Saturday Night Gym Club - How To Build A Life Raft (Music Cuisine)

EP gets us salivating for the debut record.

Released Mar 5th, 2012 via Music Cuisine / By Larry Day
Saturday Night Gym Club - How To Build A Life Raft (Music Cuisine) Despite Saturday Night Gym Club giving the impression they're just another band to fall of the conveyor belt- by being yet another niche club- they actually create deliciously moreish music with dashes of electronica and subtle hints of garage. Their debut EP How To Build A Life Raft is a glorious slice of synthpop magic, featuring guest vocals from singer-songwriters Ellie Walker and Chagall and careening through genres, demonstrating dominance in everything they try their hand at. Hailing from Belfast and Manchester, the quartet came to life after they met at university whilst studying sciences, bonding over their addiction to sharp sounds and digital music. Using that love for synths, the group have sculpted an EP replete with pop hooks, dancefloor fillers and intelligent lyrics.

'I Know' features tidal keys, washing and swelling over white noise. The crackling static is punctuated only by the disjointed and lamenting vocals of the silken voiced Ellie Walker. A hauntingly beautiful trip-hop gem, the track sets the bar high for the rest of the EP at a level that SNGC are able to consistently keep to.

Calvin Harris-esque number 'A Green Light' showcases 90s trance pads, almost-but-not-quite dubstep rhythms in the chorus and gluey lyrics, crafted to stick in your mind. 'The Ballroom Scene' is reminiscent of brief powerpop group Ou Est Le Swimming Pool, who were unfortunately cut short by frontman Charlie Haddon's suicide. There are kitsch licks in the track, bouncing synths following a tinkling piano melody and foot stomping drums. Everything about the song screams 'dance'. “Move across the ballroom like your life depends on it” echoes through the chorus, the melodic urgency reverberating around the expanse of sublime aural pleasure.

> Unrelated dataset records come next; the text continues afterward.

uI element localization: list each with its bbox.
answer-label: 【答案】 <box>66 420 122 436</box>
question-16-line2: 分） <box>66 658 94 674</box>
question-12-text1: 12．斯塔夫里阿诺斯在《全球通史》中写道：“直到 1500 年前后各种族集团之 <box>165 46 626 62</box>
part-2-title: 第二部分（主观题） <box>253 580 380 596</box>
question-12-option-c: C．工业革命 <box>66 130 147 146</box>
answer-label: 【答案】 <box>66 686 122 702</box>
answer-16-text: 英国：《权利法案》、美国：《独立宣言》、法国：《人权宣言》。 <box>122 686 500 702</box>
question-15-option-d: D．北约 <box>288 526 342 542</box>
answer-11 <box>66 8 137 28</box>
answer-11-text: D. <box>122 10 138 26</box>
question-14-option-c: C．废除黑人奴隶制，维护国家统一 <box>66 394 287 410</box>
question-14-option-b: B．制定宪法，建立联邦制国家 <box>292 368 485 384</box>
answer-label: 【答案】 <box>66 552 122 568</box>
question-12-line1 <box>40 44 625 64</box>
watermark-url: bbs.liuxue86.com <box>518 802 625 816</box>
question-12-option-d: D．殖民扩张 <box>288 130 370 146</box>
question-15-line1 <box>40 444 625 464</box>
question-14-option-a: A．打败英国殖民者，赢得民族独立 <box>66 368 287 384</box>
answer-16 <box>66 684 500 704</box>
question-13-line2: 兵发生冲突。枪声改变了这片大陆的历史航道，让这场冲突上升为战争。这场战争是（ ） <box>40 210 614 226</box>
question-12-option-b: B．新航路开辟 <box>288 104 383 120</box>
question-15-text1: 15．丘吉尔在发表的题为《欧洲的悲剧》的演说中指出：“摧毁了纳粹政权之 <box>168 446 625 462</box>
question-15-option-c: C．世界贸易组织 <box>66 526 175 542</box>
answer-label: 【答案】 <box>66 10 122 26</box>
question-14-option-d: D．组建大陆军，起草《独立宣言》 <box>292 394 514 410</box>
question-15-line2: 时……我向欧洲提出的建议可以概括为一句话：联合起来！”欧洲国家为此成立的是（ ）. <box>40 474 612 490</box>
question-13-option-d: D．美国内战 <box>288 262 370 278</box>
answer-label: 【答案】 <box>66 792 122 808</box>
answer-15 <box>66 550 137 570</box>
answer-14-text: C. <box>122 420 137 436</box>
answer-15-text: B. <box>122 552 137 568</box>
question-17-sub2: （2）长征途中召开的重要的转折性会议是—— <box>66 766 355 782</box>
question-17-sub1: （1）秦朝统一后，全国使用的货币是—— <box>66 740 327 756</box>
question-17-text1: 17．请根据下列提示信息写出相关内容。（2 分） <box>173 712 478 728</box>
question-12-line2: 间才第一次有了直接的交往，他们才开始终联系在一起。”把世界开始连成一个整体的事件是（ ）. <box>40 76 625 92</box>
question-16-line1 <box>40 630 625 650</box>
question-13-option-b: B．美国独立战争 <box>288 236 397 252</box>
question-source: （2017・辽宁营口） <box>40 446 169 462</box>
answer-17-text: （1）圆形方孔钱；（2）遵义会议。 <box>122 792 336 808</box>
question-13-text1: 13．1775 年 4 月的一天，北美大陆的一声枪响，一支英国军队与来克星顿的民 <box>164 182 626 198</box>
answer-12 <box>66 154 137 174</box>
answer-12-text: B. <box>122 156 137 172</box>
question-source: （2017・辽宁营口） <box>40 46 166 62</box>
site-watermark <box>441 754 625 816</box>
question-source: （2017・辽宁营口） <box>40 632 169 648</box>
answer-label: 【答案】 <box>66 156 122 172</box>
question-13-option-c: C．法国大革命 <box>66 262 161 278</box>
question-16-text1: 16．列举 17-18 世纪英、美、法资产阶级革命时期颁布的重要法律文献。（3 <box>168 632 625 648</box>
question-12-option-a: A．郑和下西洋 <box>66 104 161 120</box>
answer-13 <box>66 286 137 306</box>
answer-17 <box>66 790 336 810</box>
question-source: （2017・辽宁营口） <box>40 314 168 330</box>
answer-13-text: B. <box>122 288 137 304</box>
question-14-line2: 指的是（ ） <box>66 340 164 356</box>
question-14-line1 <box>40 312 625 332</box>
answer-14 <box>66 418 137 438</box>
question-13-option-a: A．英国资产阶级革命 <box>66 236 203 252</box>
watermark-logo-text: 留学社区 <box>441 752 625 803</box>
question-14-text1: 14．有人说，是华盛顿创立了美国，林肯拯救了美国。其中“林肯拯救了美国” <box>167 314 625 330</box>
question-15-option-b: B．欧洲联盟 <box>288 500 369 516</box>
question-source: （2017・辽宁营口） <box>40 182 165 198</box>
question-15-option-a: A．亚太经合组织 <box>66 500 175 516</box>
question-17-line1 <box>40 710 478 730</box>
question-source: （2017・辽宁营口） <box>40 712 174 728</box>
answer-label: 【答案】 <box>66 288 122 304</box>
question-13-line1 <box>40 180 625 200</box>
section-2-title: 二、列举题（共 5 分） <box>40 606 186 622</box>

'This One Will' is the most daring effort on the EP. Guest vocals by Dutch electronica artist Chagall are dripping with heavy-hearted sorrow, and the drum machine drops to half-time to combine with the wob-wob of dubsteppy bass. The breathy sound builds up with criss-crossing synth layers, all swirling and dissipating like storm clouds. Tracks like this are what will set SNGC apart from the cookie-cutter electro-indie currently saturing the scene.

With an album due to drop late 2012, and a debut EP as impressive as this, Saturday Night Gym Club have a bright future ahead of them, no doubt about that. The EP relies heavily on creating an atmosphere, and it will be interesting to see if that translates well to live performances, and if they can repeat the standard they have set with How To Build A Life Raft.